Okurlarının bu önerilerden çok hoşlanacağını söyledim. Tam umduğum gibi bulmuştum Alberto Manguel’i, tarzı, esprileri ve anlattıklarıyla eserlerinden pek de farklı değildi. Heyhat! Nasıl hızlı geçtiğini anlayamadığım ve tekrar dinleyene dek hiçbir şey soramadığıma inandığım büyülü dakikalar bitmişti.

Okumanın Tarihi’ni imzalatmak için getirmeyi unutan akıl Maimonides’i de imzalatmayı unutacaktı tabii. Ayrıldıktan hemen sonra yayınevini arayıp bir kitabını benim için imzalatmalarını rica ettim. Meğer önceki söyleşiyi yapanlar da heyecandan unutmuş, telefonla rica etmiş. Ne fayda! Okumadığım, onca taşınmadan orası burası örselenmiş, altı çizili, içinde anılarımın bulunmadığı bir kitabın imzalı olması ne işime yarar ki? Yazardan çıktıktan sonra kitaplar okurundur.

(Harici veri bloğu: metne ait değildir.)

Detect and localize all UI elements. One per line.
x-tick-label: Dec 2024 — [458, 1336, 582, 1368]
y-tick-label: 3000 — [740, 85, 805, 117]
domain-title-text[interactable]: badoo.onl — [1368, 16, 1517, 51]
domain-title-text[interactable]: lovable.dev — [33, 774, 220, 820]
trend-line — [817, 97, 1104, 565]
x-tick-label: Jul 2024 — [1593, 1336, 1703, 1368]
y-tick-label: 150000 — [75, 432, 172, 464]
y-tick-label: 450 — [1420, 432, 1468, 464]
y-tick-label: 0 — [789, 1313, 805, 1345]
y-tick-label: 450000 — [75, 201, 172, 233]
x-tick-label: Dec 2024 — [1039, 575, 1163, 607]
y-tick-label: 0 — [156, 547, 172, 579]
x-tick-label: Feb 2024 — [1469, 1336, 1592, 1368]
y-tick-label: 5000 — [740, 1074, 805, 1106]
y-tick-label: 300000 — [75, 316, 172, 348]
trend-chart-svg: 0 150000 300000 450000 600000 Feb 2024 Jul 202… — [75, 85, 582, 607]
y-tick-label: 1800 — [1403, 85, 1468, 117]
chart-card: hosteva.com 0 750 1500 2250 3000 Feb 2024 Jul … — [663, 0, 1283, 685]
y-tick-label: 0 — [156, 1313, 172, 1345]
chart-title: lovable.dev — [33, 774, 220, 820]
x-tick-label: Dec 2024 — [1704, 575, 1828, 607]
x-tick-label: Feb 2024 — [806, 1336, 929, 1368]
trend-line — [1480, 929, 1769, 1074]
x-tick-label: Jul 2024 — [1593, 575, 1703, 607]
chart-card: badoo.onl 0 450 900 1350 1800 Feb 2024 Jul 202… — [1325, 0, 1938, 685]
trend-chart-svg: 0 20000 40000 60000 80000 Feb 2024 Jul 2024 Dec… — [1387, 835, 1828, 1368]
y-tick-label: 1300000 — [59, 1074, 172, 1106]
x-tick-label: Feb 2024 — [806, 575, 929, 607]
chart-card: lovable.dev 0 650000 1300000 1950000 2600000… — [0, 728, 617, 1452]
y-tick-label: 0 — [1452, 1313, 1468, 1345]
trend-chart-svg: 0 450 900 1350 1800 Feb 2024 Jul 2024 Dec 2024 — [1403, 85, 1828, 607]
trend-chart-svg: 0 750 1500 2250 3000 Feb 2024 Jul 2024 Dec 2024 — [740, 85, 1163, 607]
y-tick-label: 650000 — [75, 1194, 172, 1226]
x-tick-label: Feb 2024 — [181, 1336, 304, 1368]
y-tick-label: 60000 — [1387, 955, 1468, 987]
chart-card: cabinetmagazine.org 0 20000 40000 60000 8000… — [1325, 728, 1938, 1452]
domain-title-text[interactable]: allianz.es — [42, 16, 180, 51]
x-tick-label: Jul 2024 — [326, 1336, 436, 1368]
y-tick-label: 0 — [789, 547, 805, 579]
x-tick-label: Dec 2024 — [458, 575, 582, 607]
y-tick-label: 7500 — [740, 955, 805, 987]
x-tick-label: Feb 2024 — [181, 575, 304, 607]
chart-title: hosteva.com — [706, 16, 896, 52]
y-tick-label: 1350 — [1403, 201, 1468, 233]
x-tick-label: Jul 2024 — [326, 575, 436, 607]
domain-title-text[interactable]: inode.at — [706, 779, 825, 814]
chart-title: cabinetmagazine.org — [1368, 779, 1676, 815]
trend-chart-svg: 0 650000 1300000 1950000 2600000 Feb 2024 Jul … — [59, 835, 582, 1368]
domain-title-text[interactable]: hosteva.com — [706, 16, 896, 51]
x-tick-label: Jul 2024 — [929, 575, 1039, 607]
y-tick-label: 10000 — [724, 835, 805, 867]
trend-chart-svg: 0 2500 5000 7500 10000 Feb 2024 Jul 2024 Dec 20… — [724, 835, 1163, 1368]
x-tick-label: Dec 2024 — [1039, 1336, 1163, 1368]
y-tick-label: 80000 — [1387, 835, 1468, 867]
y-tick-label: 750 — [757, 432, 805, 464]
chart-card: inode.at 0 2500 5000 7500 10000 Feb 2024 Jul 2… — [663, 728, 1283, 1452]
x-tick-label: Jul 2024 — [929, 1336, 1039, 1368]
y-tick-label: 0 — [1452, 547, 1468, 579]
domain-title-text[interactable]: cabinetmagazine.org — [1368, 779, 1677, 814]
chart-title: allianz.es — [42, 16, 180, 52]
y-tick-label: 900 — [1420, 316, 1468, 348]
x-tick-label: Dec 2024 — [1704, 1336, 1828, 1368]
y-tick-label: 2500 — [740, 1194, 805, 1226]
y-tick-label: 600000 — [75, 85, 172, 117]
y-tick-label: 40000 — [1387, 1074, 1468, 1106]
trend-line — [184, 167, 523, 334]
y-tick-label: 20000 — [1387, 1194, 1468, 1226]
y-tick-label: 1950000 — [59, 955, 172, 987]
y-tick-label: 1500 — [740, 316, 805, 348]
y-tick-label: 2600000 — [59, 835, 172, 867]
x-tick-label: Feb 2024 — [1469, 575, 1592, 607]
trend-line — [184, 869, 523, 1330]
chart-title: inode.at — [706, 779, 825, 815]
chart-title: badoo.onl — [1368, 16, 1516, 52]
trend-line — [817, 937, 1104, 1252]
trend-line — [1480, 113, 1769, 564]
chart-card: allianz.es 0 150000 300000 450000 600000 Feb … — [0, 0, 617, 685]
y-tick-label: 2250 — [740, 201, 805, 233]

İstiklâl Caddesinde, “Tutkunuz hayatın gidişatını değiştirmese bile, tutkuyla yapmaya devam etmelisiniz”, “ölümü hayatın bir doruk noktası, iyi yazılmış bir romanın son bölümü olarak kabul etme fikrinin, iyi bir yaşam sürmenin özü” olması sözleri kulağımda, biraz yürüyorum. Esas imza onlar. Aklıma nedense Smokie’nin, “Yirmi dört yıl tek bir şans bekledim…Şimdi Alice’in yan dairede yaşamamasına alışmam gerek,” diyen şarkı[14] sözleri takılmış, hatta mırıldanarak.

İlk kitabını okuduktan tam yirmi dört yıl sonra tanıştığım Alberto Manguel her büyük yazar gibi bana önemli bir hediye vererek veda etmişti:

Ne olursa hayatta kalmalısın, hayatın kıymetini bilmelisin. Bunu yaparken de en sevdiğin işle uğraşmalısın. Tam şu an yaptığım gibi.


NOTLAR

[1] Alberto Manguel, Okumanın Tarihi, YKY, 2001.

[2] George Steiner, “A Don Juan of libraries”, Guardian

[3] Alberto Manguel, Tanpınar’ın İzinde Beş Şehir, YKY, 2016.

[4] Didem Şahin’in başladığı ve Melik Külekçi’nin bitirdiği “Manguel’in Türkiye Yolculuğu: Tanpınar’ın İzinde” adlı belgesel film.

[5]  Ali Kazma, “Alberto Lizbon’da” (2024), Senkronize iki kanallı HD video, 14’40”. Serginin açılışı söyleşiden sonra oldu. İstanbul Modern’deki “Aklın Manzaraları” isimli sergide Orhan Pamuk’un da videoları var.

[6] Alberto Manguel, Maimonides, YKY, 2025.

[7] Burak Kumpasoğlu’nun yazdığı “Manguel’in gözünden Maimonides” adlı yazı dolayısıyla Irvin Cemil Schick’in yazdığı “Düşünce tembelliği mi demeli, ırkçılık mı?” başlıklı polemikten söz ediyorum.

[8] Maimonides’in bu eseri Delaletu’l-Hairin, Şaşkınlar için Rehber ya Şaşkınlara Rehber olarak da çevrilmiş. Bu sitede yayımlanan yazıda Aklı Karışıklar İçin Rehber karşılığı kullanılmış: Burak Kumpasoğlu, “Manguel’in gözünden Maimonides”

[9] “Kurban ve İtaat,” K24, 2020, https://www.k24kitap.org/kurban-ve-itaat-2657

[10] Alberto Manguel, Efsanevi Yaratıklar, YKY, 2020.

[11] Alberto Manguel, Hayali Bir Hayat, Sieglinde Geisel ile Söyleşi, YKY, 2024.

[12] Daniel Kehlmann, The Director, Summit Books, 2025 (İngilizce çevirisi). Almanca aslı 2023’te yayımlanmış.

[13] Ferdia Lennon, Muhteşem Zaferler, Dedalus Kitap, 2025.

[14] Smokie, Who the F… is Alice?, 1977.